For most of the 2010s the dominant story about autonomous driving was about increasingly sophisticated modular stacks built on high-definition maps, lidar, and hand-engineered planners. By the early 2020s a counter-narrative emerged in which end-to-end learned policies, large pre-trained backbones and generative world models would replace much of that machinery. LINGO-2 is a concrete demonstration of how that counter-narrative might look when fused with the vision-language-action paradigm that emerged in robotics.

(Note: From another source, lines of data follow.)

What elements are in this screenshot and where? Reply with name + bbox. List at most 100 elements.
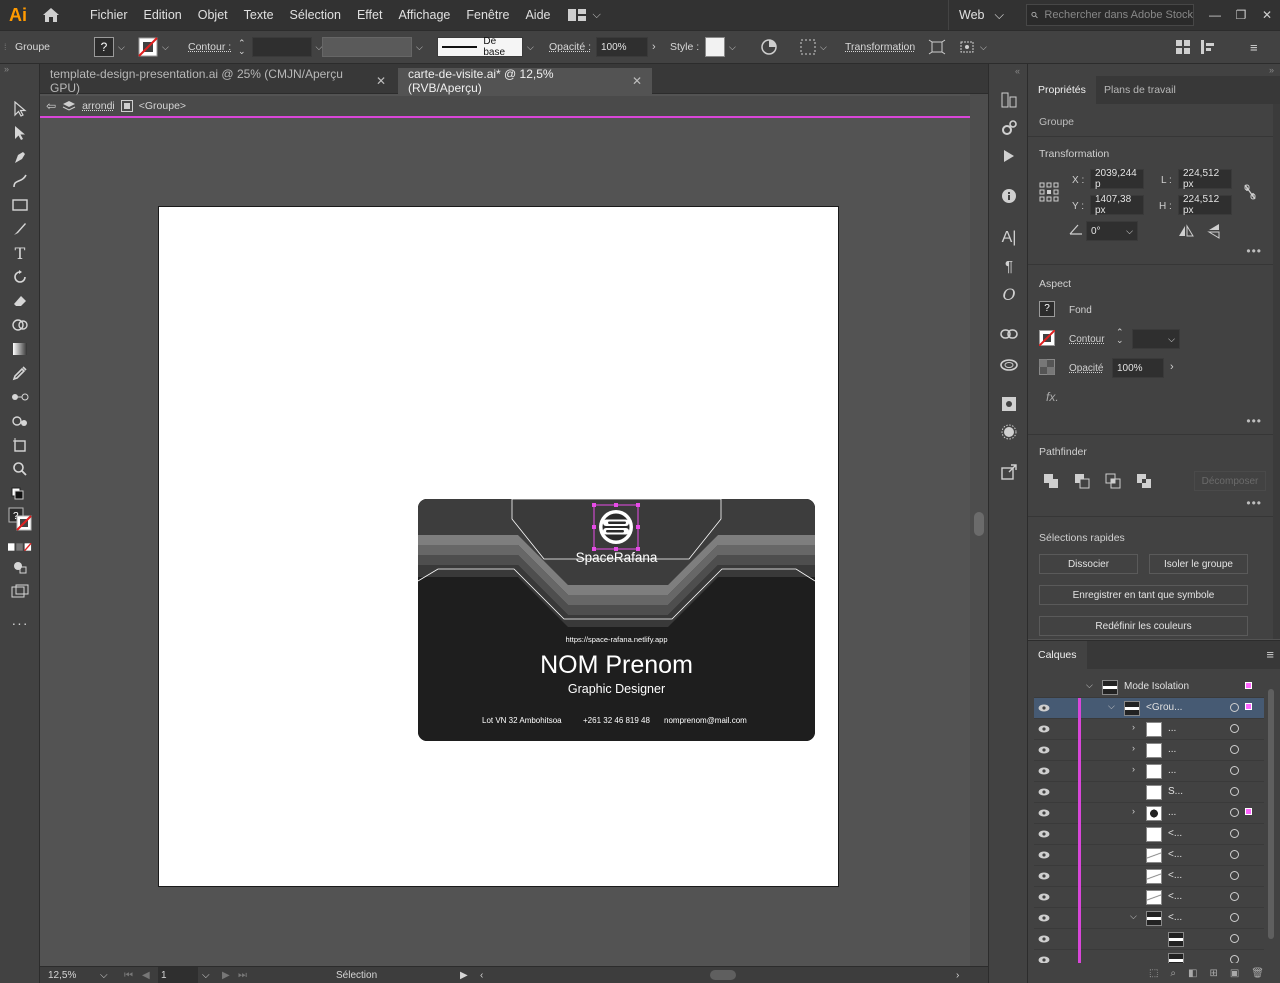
menu-1[interactable]: Edition bbox=[136, 0, 190, 30]
visibility-eye-icon[interactable] bbox=[1038, 892, 1050, 902]
stroke-weight-stepper[interactable]: ⌃ ⌄ ⌵ bbox=[238, 31, 322, 63]
locate-object-icon[interactable]: ⌕ bbox=[1170, 968, 1176, 979]
chevron-down-icon[interactable]: ⌵ bbox=[202, 967, 210, 983]
layer-row[interactable] bbox=[1034, 929, 1264, 950]
paintbrush-tool-icon[interactable] bbox=[8, 218, 32, 240]
paragraph-icon[interactable]: ¶ bbox=[999, 256, 1019, 276]
symbol-sprayer-tool-icon[interactable] bbox=[8, 410, 32, 432]
angle-field[interactable]: 0° ⌵ bbox=[1086, 221, 1138, 241]
properties-gear-icon[interactable] bbox=[999, 118, 1019, 138]
exclude-icon[interactable] bbox=[1136, 473, 1152, 489]
drawing-mode-icon[interactable] bbox=[8, 556, 32, 578]
scrollbar-thumb[interactable] bbox=[974, 512, 984, 536]
chevron-down-icon[interactable]: ⌵ bbox=[100, 967, 108, 983]
zoom-level[interactable]: 12,5% bbox=[48, 967, 76, 983]
stock-search-input[interactable]: Rechercher dans Adobe Stock bbox=[1026, 4, 1194, 26]
actions-play-icon[interactable] bbox=[999, 146, 1019, 166]
layer-row[interactable]: <... bbox=[1034, 866, 1264, 887]
info-icon[interactable] bbox=[999, 186, 1019, 206]
tools-grip[interactable]: » bbox=[0, 64, 39, 76]
transform-link[interactable]: Transformation bbox=[845, 31, 915, 63]
menu-2[interactable]: Objet bbox=[190, 0, 236, 30]
opacity-label[interactable]: Opacité : bbox=[549, 31, 591, 63]
save-as-symbol-button[interactable]: Enregistrer en tant que symbole bbox=[1039, 585, 1248, 605]
isolation-layer-link[interactable]: arrondi bbox=[82, 100, 115, 112]
visibility-eye-icon[interactable] bbox=[1038, 808, 1050, 818]
layer-row[interactable]: ›... bbox=[1034, 719, 1264, 740]
opacity-field-wrap[interactable]: 100% › bbox=[596, 31, 656, 63]
visibility-eye-icon[interactable] bbox=[1038, 913, 1050, 923]
selection-indicator[interactable] bbox=[1245, 682, 1252, 689]
layer-name[interactable]: <Grou... bbox=[1146, 702, 1182, 713]
default-colors-icon[interactable] bbox=[8, 484, 32, 506]
gradient-tool-icon[interactable] bbox=[8, 338, 32, 360]
intersect-icon[interactable] bbox=[1105, 473, 1121, 489]
target-circle-icon[interactable] bbox=[1230, 850, 1239, 859]
rotate-tool-icon[interactable] bbox=[8, 266, 32, 288]
layer-row[interactable]: ⌵ <Grou... bbox=[1034, 698, 1264, 719]
export-icon[interactable] bbox=[999, 462, 1019, 482]
visibility-eye-icon[interactable] bbox=[1038, 934, 1050, 944]
hscroll-left-icon[interactable]: ‹ bbox=[480, 967, 483, 983]
tab-template-design[interactable]: template-design-presentation.ai @ 25% (C… bbox=[40, 67, 396, 95]
reference-point-icon[interactable] bbox=[1039, 182, 1059, 202]
align-grid-icon[interactable]: ⌵ bbox=[800, 31, 827, 63]
menu-8[interactable]: Aide bbox=[517, 0, 558, 30]
stroke-label[interactable]: Contour : bbox=[188, 31, 231, 63]
hscroll-right-icon[interactable]: › bbox=[956, 967, 959, 983]
menu-5[interactable]: Effet bbox=[349, 0, 390, 30]
width-field[interactable]: 224,512 px bbox=[1178, 168, 1232, 190]
appearance-stroke-label[interactable]: Contour bbox=[1069, 334, 1105, 345]
canvas-vertical-scrollbar[interactable] bbox=[970, 94, 988, 966]
layer-name[interactable]: ... bbox=[1168, 765, 1176, 776]
visibility-eye-icon[interactable] bbox=[1038, 703, 1050, 713]
strip-collapse-icon[interactable]: « bbox=[1015, 66, 1020, 76]
chevron-down-icon[interactable]: ⌵ bbox=[1108, 701, 1115, 712]
target-circle-icon[interactable] bbox=[1230, 913, 1239, 922]
chevron-right-icon[interactable]: › bbox=[1132, 722, 1135, 732]
selection-indicator[interactable] bbox=[1245, 703, 1252, 710]
layer-row[interactable]: S... bbox=[1034, 782, 1264, 803]
constrain-proportions-icon[interactable] bbox=[1242, 184, 1258, 200]
current-tool-label[interactable]: Sélection bbox=[336, 967, 377, 983]
character-icon[interactable]: A| bbox=[999, 228, 1019, 248]
tab-artboards[interactable]: Plans de travail bbox=[1094, 76, 1186, 104]
selection-tool-icon[interactable] bbox=[8, 98, 32, 120]
rectangle-tool-icon[interactable] bbox=[8, 194, 32, 216]
target-circle-icon[interactable] bbox=[1230, 808, 1239, 817]
first-artboard-icon[interactable]: ⏮ bbox=[124, 967, 133, 983]
appearance-opacity-field[interactable]: 100% bbox=[1112, 358, 1164, 378]
business-card[interactable]: SpaceRafana https://space-rafana.netlify… bbox=[418, 499, 815, 741]
visibility-eye-icon[interactable] bbox=[1038, 850, 1050, 860]
chevron-right-icon[interactable]: › bbox=[1132, 806, 1135, 816]
edit-toolbar-icon[interactable]: ··· bbox=[8, 612, 32, 634]
tab-properties[interactable]: Propriétés bbox=[1028, 76, 1096, 104]
new-layer-icon[interactable]: ▣ bbox=[1230, 968, 1239, 979]
visibility-eye-icon[interactable] bbox=[1038, 745, 1050, 755]
back-arrow-icon[interactable]: ⇦ bbox=[46, 99, 56, 113]
workspace-switcher[interactable]: Web ⌵ bbox=[948, 0, 1018, 30]
delete-layer-icon[interactable]: 🗑 bbox=[1251, 968, 1264, 979]
layer-name[interactable]: <... bbox=[1168, 870, 1182, 881]
layer-name[interactable]: ... bbox=[1168, 807, 1176, 818]
menu-4[interactable]: Sélection bbox=[282, 0, 349, 30]
stroke-stepper[interactable]: ⌃ ⌄ bbox=[1116, 328, 1124, 345]
target-circle-icon[interactable] bbox=[1230, 892, 1239, 901]
none-stroke-icon[interactable] bbox=[1039, 330, 1055, 346]
target-circle-icon[interactable] bbox=[1230, 766, 1239, 775]
new-sublayer-icon[interactable]: ⊞ bbox=[1209, 968, 1217, 979]
more-appearance-options[interactable]: ••• bbox=[1246, 414, 1262, 428]
distribute-icon[interactable] bbox=[1201, 31, 1219, 63]
expand-button[interactable]: Décomposer bbox=[1194, 471, 1266, 491]
tab-carte-de-visite[interactable]: carte-de-visite.ai* @ 12,5% (RVB/Aperçu)… bbox=[398, 67, 652, 95]
layer-name[interactable]: ... bbox=[1168, 744, 1176, 755]
stroke-weight-field[interactable] bbox=[251, 37, 312, 57]
opacity-checker-icon[interactable] bbox=[1039, 359, 1055, 375]
menu-6[interactable]: Affichage bbox=[390, 0, 458, 30]
chevron-right-icon[interactable]: › bbox=[1132, 743, 1135, 753]
more-pathfinder-options[interactable]: ••• bbox=[1246, 496, 1262, 510]
fill-stroke-swatch[interactable]: ? bbox=[8, 507, 32, 531]
appearance-opacity-label[interactable]: Opacité bbox=[1069, 363, 1103, 374]
chevron-down-icon[interactable]: ⌵ bbox=[1086, 680, 1093, 691]
make-clip-mask-icon[interactable]: ◧ bbox=[1188, 968, 1197, 979]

It shows that a single neural network can both drive a car on a real street and explain itself in fluent English, and that the same model can be talked to as well as observed.
Whether LINGO-2 itself becomes a production technology or remains a research milestone is, as of mid-2026, an open question. What is clear is that it altered the terms of the conversation about explainable, instructable autonomous driving, and that subsequent driving foundation models from Wayve and others have been compared to it as a reference design.